It’s really starting to look like the next leg down in sterling is beginning. As I said in a recent blog, I’m loathe to call it until we make a new low. Elliotician’s (practitioners of Elliott Wave Theory) will know what I mean by this… it’s always difficult to differentiate between a ‘B’ wave and the start of a new impulse wave until you get reasonable clearance from the previous low. Not only is sterling weakening but the euro is as well, which is what I expected for the next leg down, don’t get me wrong, sterling is underperforming the euro at the moment, but it’s not looking good.
Why should this be happening now? Well… Prime Minister May has made a political calculation which is feeding market uncertainty. It’s either genius on her part, or a horrible mistake. The political calculation I’m making reference to is her decision to stall on pushing ahead with Article 50 which will trigger the exit of the United Kingdom from the European Union. I mentioned in a recent blog, that following discussions with Nicola Sturgeon, the Scottish First Minister, Prime Minister May has determined that Article 50 will only be triggered with some buy in from Scotland. I can well understand her desire to maintain the integrity of the United Kingdom, but the short term cost is uncertainty. I will never be able to say this often enough… MARKETS HATE UNCERTAINTY. This is what we’re experiencing right now, as businesses come to terms with a lack of clarity regarding the United Kingdom’s relationship with the European Union. What we’re seeing at the moment are stock markets trying to hold on to recent gains, but I have to say, European bourses in particular (not including the UK markets) do not look great. The recovery since Brexit was announced has seen some bourses around the world make new highs – particularly the FTSE 100 and S&P 500 – but not Continental European stock markets. The recovery we have seen for Continental markets have been distinctly corrective. If they turn, and turn hard, I suspect they’ll take global markets with them.
Economists – the “experts” that the former UK Minister Gove dismissed, are increasingly pessimistic about the outlook in the UK, and consequentially the Eurozone. Investment is likely to take a big hit while the uncertainty persists, and there’s no reason to believe, given Prime Minister May’s decision that this state of affairs will change this year.

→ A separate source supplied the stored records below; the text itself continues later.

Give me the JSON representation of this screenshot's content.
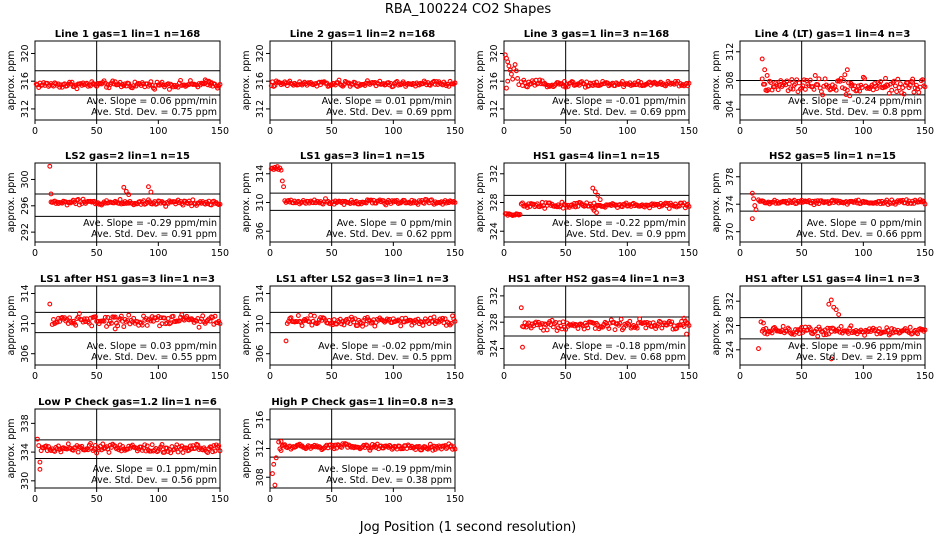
{
  "figure": {
    "title": "RBA_100224  CO2 Shapes",
    "xlabel": "Jog Position (1 second resolution)"
  },
  "style": {
    "marker_color": "#ff0000",
    "line_color": "#000000"
  },
  "chart_data": [
    {
      "type": "scatter",
      "title": "Line 1 gas=1 lin=1 n=168",
      "ylabel": "approx. ppm",
      "xlim": [
        0,
        150
      ],
      "ylim": [
        310.4,
        321.8
      ],
      "xticks": [
        0,
        50,
        100,
        150
      ],
      "yticks": [
        312,
        316,
        320
      ],
      "vline": 50,
      "hlines": [
        317.5,
        314.0
      ],
      "base": 315.5,
      "noise": 0.25,
      "x_start": 1,
      "spikes": [
        [
          138,
          316.2
        ],
        [
          141,
          316.0
        ],
        [
          143,
          315.8
        ]
      ],
      "slope_label": "Ave. Slope =",
      "slope_value": "0.06 ppm/min",
      "sd_label": "Ave. Std. Dev. =",
      "sd_value": "0.75 ppm"
    },
    {
      "type": "scatter",
      "title": "Line 2 gas=1 lin=2 n=168",
      "ylabel": "approx. ppm",
      "xlim": [
        0,
        150
      ],
      "ylim": [
        310.4,
        321.8
      ],
      "xticks": [
        0,
        50,
        100,
        150
      ],
      "yticks": [
        312,
        316,
        320
      ],
      "vline": 50,
      "hlines": [
        317.5,
        314.0
      ],
      "base": 315.6,
      "noise": 0.22,
      "x_start": 1,
      "spikes": [],
      "slope_label": "Ave. Slope =",
      "slope_value": "0.01 ppm/min",
      "sd_label": "Ave. Std. Dev. =",
      "sd_value": "0.69 ppm"
    },
    {
      "type": "scatter",
      "title": "Line 3 gas=1 lin=3 n=168",
      "ylabel": "approx. ppm",
      "xlim": [
        0,
        150
      ],
      "ylim": [
        310.4,
        321.8
      ],
      "xticks": [
        0,
        50,
        100,
        150
      ],
      "yticks": [
        312,
        316,
        320
      ],
      "vline": 50,
      "hlines": [
        317.5,
        314.0
      ],
      "base": 315.6,
      "noise": 0.22,
      "x_start": 14,
      "spikes": [
        [
          1,
          319.8
        ],
        [
          2,
          319.3
        ],
        [
          3,
          318.8
        ],
        [
          4,
          318.2
        ],
        [
          5,
          317.6
        ],
        [
          6,
          317.0
        ],
        [
          7,
          316.3
        ],
        [
          8,
          317.8
        ],
        [
          9,
          318.4
        ],
        [
          10,
          317.5
        ],
        [
          11,
          316.4
        ],
        [
          12,
          315.5
        ],
        [
          3,
          316.0
        ],
        [
          2,
          315.0
        ]
      ],
      "slope_label": "Ave. Slope =",
      "slope_value": "-0.01 ppm/min",
      "sd_label": "Ave. Std. Dev. =",
      "sd_value": "0.69 ppm"
    },
    {
      "type": "scatter",
      "title": "Line 4 (LT) gas=1 lin=4 n=3",
      "ylabel": "approx. ppm",
      "xlim": [
        0,
        150
      ],
      "ylim": [
        302.5,
        313.5
      ],
      "xticks": [
        0,
        50,
        100,
        150
      ],
      "yticks": [
        304,
        308,
        312
      ],
      "vline": 50,
      "hlines": [
        308.0,
        306.0
      ],
      "base": 307.2,
      "noise": 0.55,
      "x_start": 18,
      "spikes": [
        [
          18,
          311.0
        ],
        [
          20,
          309.5
        ],
        [
          22,
          308.7
        ],
        [
          85,
          308.8
        ],
        [
          87,
          309.5
        ],
        [
          90,
          307.6
        ],
        [
          118,
          308.3
        ],
        [
          140,
          308.2
        ]
      ],
      "slope_label": "Ave. Slope =",
      "slope_value": "-0.24 ppm/min",
      "sd_label": "Ave. Std. Dev. =",
      "sd_value": "0.8 ppm"
    },
    {
      "type": "scatter",
      "title": "LS2 gas=2 lin=1 n=15",
      "ylabel": "approx. ppm",
      "xlim": [
        0,
        150
      ],
      "ylim": [
        290.5,
        302.5
      ],
      "xticks": [
        0,
        50,
        100,
        150
      ],
      "yticks": [
        292,
        296,
        300
      ],
      "vline": 50,
      "hlines": [
        297.8,
        294.4
      ],
      "base": 296.5,
      "noise": 0.22,
      "x_start": 13,
      "spikes": [
        [
          12,
          302.0
        ],
        [
          13,
          297.8
        ],
        [
          72,
          298.8
        ],
        [
          74,
          298.2
        ],
        [
          76,
          297.7
        ],
        [
          92,
          298.9
        ],
        [
          94,
          298.1
        ]
      ],
      "slope_label": "Ave. Slope =",
      "slope_value": "-0.29 ppm/min",
      "sd_label": "Ave. Std. Dev. =",
      "sd_value": "0.91 ppm"
    },
    {
      "type": "scatter",
      "title": "LS1 gas=3 lin=1 n=15",
      "ylabel": "approx. ppm",
      "xlim": [
        0,
        150
      ],
      "ylim": [
        304.5,
        315.5
      ],
      "xticks": [
        0,
        50,
        100,
        150
      ],
      "yticks": [
        306,
        310,
        314
      ],
      "vline": 50,
      "hlines": [
        311.3,
        308.9
      ],
      "base": 310.1,
      "noise": 0.18,
      "x_start": 12,
      "spikes": [
        [
          1,
          314.7
        ],
        [
          2,
          314.8
        ],
        [
          3,
          314.6
        ],
        [
          4,
          314.9
        ],
        [
          5,
          314.7
        ],
        [
          6,
          315.0
        ],
        [
          7,
          314.6
        ],
        [
          8,
          314.8
        ],
        [
          9,
          314.5
        ],
        [
          10,
          313.0
        ],
        [
          11,
          312.2
        ]
      ],
      "slope_label": "Ave. Slope =",
      "slope_value": "0 ppm/min",
      "sd_label": "Ave. Std. Dev. =",
      "sd_value": "0.62 ppm"
    },
    {
      "type": "scatter",
      "title": "HS1 gas=4 lin=1 n=15",
      "ylabel": "approx. ppm",
      "xlim": [
        0,
        150
      ],
      "ylim": [
        322.5,
        333.5
      ],
      "xticks": [
        0,
        50,
        100,
        150
      ],
      "yticks": [
        324,
        328,
        332
      ],
      "vline": 50,
      "hlines": [
        329.0,
        326.2
      ],
      "base": 327.6,
      "noise": 0.2,
      "x_start": 14,
      "lowrun": [
        1,
        13,
        326.3
      ],
      "spikes": [
        [
          72,
          330.0
        ],
        [
          74,
          329.5
        ],
        [
          76,
          329.0
        ],
        [
          78,
          328.4
        ],
        [
          73,
          326.9
        ],
        [
          75,
          326.6
        ]
      ],
      "slope_label": "Ave. Slope =",
      "slope_value": "-0.22 ppm/min",
      "sd_label": "Ave. Std. Dev. =",
      "sd_value": "0.9 ppm"
    },
    {
      "type": "scatter",
      "title": "HS2 gas=5 lin=1 n=15",
      "ylabel": "approx. ppm",
      "xlim": [
        0,
        150
      ],
      "ylim": [
        368.5,
        380.0
      ],
      "xticks": [
        0,
        50,
        100,
        150
      ],
      "yticks": [
        370,
        374,
        378
      ],
      "vline": 50,
      "hlines": [
        375.5,
        373.0
      ],
      "base": 374.3,
      "noise": 0.18,
      "x_start": 15,
      "spikes": [
        [
          10,
          375.6
        ],
        [
          11,
          374.8
        ],
        [
          12,
          373.8
        ],
        [
          10,
          371.9
        ],
        [
          13,
          373.2
        ]
      ],
      "slope_label": "Ave. Slope =",
      "slope_value": "0 ppm/min",
      "sd_label": "Ave. Std. Dev. =",
      "sd_value": "0.66 ppm"
    },
    {
      "type": "scatter",
      "title": "LS1 after HS1 gas=3 lin=1 n=3",
      "ylabel": "approx. ppm",
      "xlim": [
        0,
        150
      ],
      "ylim": [
        304.5,
        315.0
      ],
      "xticks": [
        0,
        50,
        100,
        150
      ],
      "yticks": [
        306,
        310,
        314
      ],
      "vline": 50,
      "hlines": [
        311.5,
        308.8
      ],
      "base": 310.5,
      "noise": 0.38,
      "x_start": 14,
      "spikes": [
        [
          12,
          312.6
        ],
        [
          65,
          309.3
        ]
      ],
      "slope_label": "Ave. Slope =",
      "slope_value": "0.03 ppm/min",
      "sd_label": "Ave. Std. Dev. =",
      "sd_value": "0.55 ppm"
    },
    {
      "type": "scatter",
      "title": "LS1 after LS2 gas=3 lin=1 n=3",
      "ylabel": "approx. ppm",
      "xlim": [
        0,
        150
      ],
      "ylim": [
        304.5,
        315.0
      ],
      "xticks": [
        0,
        50,
        100,
        150
      ],
      "yticks": [
        306,
        310,
        314
      ],
      "vline": 50,
      "hlines": [
        311.5,
        308.8
      ],
      "base": 310.4,
      "noise": 0.35,
      "x_start": 14,
      "spikes": [
        [
          13,
          307.7
        ]
      ],
      "slope_label": "Ave. Slope =",
      "slope_value": "-0.02 ppm/min",
      "sd_label": "Ave. Std. Dev. =",
      "sd_value": "0.5 ppm"
    },
    {
      "type": "scatter",
      "title": "HS1 after HS2 gas=4 lin=1 n=3",
      "ylabel": "approx. ppm",
      "xlim": [
        0,
        150
      ],
      "ylim": [
        321.5,
        333.5
      ],
      "xticks": [
        0,
        50,
        100,
        150
      ],
      "yticks": [
        324,
        328,
        332
      ],
      "vline": 50,
      "hlines": [
        328.8,
        325.9
      ],
      "base": 327.6,
      "noise": 0.4,
      "x_start": 15,
      "spikes": [
        [
          14,
          330.2
        ],
        [
          15,
          324.2
        ],
        [
          146,
          328.6
        ],
        [
          148,
          326.2
        ]
      ],
      "slope_label": "Ave. Slope =",
      "slope_value": "-0.18 ppm/min",
      "sd_label": "Ave. Std. Dev. =",
      "sd_value": "0.68 ppm"
    },
    {
      "type": "scatter",
      "title": "HS1 after LS1 gas=4 lin=1 n=3",
      "ylabel": "approx. ppm",
      "xlim": [
        0,
        150
      ],
      "ylim": [
        321.5,
        334.5
      ],
      "xticks": [
        0,
        50,
        100,
        150
      ],
      "yticks": [
        324,
        328,
        332
      ],
      "vline": 50,
      "hlines": [
        329.3,
        325.8
      ],
      "base": 327.1,
      "noise": 0.35,
      "x_start": 18,
      "spikes": [
        [
          15,
          324.2
        ],
        [
          17,
          328.6
        ],
        [
          19,
          328.4
        ],
        [
          72,
          331.5
        ],
        [
          74,
          332.2
        ],
        [
          76,
          331.0
        ],
        [
          78,
          330.6
        ],
        [
          80,
          329.8
        ],
        [
          74,
          322.5
        ]
      ],
      "slope_label": "Ave. Slope =",
      "slope_value": "-0.96 ppm/min",
      "sd_label": "Ave. Std. Dev. =",
      "sd_value": "2.19 ppm"
    },
    {
      "type": "scatter",
      "title": "Low P Check gas=1.2 lin=1 n=6",
      "ylabel": "approx. ppm",
      "xlim": [
        0,
        150
      ],
      "ylim": [
        329.0,
        340.0
      ],
      "xticks": [
        0,
        50,
        100,
        150
      ],
      "yticks": [
        330,
        334,
        338
      ],
      "vline": 50,
      "hlines": [
        335.7,
        333.1
      ],
      "base": 334.5,
      "noise": 0.3,
      "x_start": 6,
      "spikes": [
        [
          2,
          335.8
        ],
        [
          3,
          334.9
        ],
        [
          4,
          332.6
        ],
        [
          4,
          331.6
        ],
        [
          5,
          334.2
        ]
      ],
      "slope_label": "Ave. Slope =",
      "slope_value": "0.1 ppm/min",
      "sd_label": "Ave. Std. Dev. =",
      "sd_value": "0.56 ppm"
    },
    {
      "type": "scatter",
      "title": "High P Check gas=1 lin=0.8 n=3",
      "ylabel": "approx. ppm",
      "xlim": [
        0,
        150
      ],
      "ylim": [
        306.5,
        317.5
      ],
      "xticks": [
        0,
        50,
        100,
        150
      ],
      "yticks": [
        308,
        312,
        316
      ],
      "vline": 50,
      "hlines": [
        313.3,
        310.8
      ],
      "base": 312.2,
      "noise": 0.22,
      "x_start": 8,
      "spikes": [
        [
          2,
          308.5
        ],
        [
          3,
          309.8
        ],
        [
          5,
          310.7
        ],
        [
          7,
          312.9
        ],
        [
          9,
          313.0
        ],
        [
          4,
          306.9
        ]
      ],
      "slope_label": "Ave. Slope =",
      "slope_value": "-0.19 ppm/min",
      "sd_label": "Ave. Std. Dev. =",
      "sd_value": "0.38 ppm"
    }
  ]
}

Indeed the IMF has just cut 1% point of UK growth forecasts for 2017, and that’s not their worst case scenario! A former MPC member was on tv last night suggesting that the Bank of England should act decisively to add liquidity to the UK economy. If they get it wrong what’s the worst that could happen, higher growth and asset prices, but to get it wrong could lead to a significant fall in output. What does he think we have to fear? Falling business investment as long as uncertainty persists, falling house prices too (already reports are coming out showing sales of new London homes are at a 3 year low). Let me just add, if some of the doom sayers are right and house prices do fall, this could set off a feedback loop into consumption in the UK that will be hard to correct. In that scenario it is clear that the Bank of England will be forced into an aggressive programme of quantitative easing
You don’t have to be a genius to figure out what the implications for the currency markets are. If the Bank of England does nothing, or doesn’t respond quickly enough, we could see confidence and investment fall, leading to further significant declines in sterling, and I believe the euro will also be affected albeit to a lesser extent. If the Bank of England does act, then sterling will still fall. Quantitative easing tends to do that to currencies, but perhaps the euro will be less negatively impacted. Either way, this all looks very very bad for the pound. We might look back at GBP/USD trading at the 1.30 levels with some fondness in a few month’s time. This does not look good at all!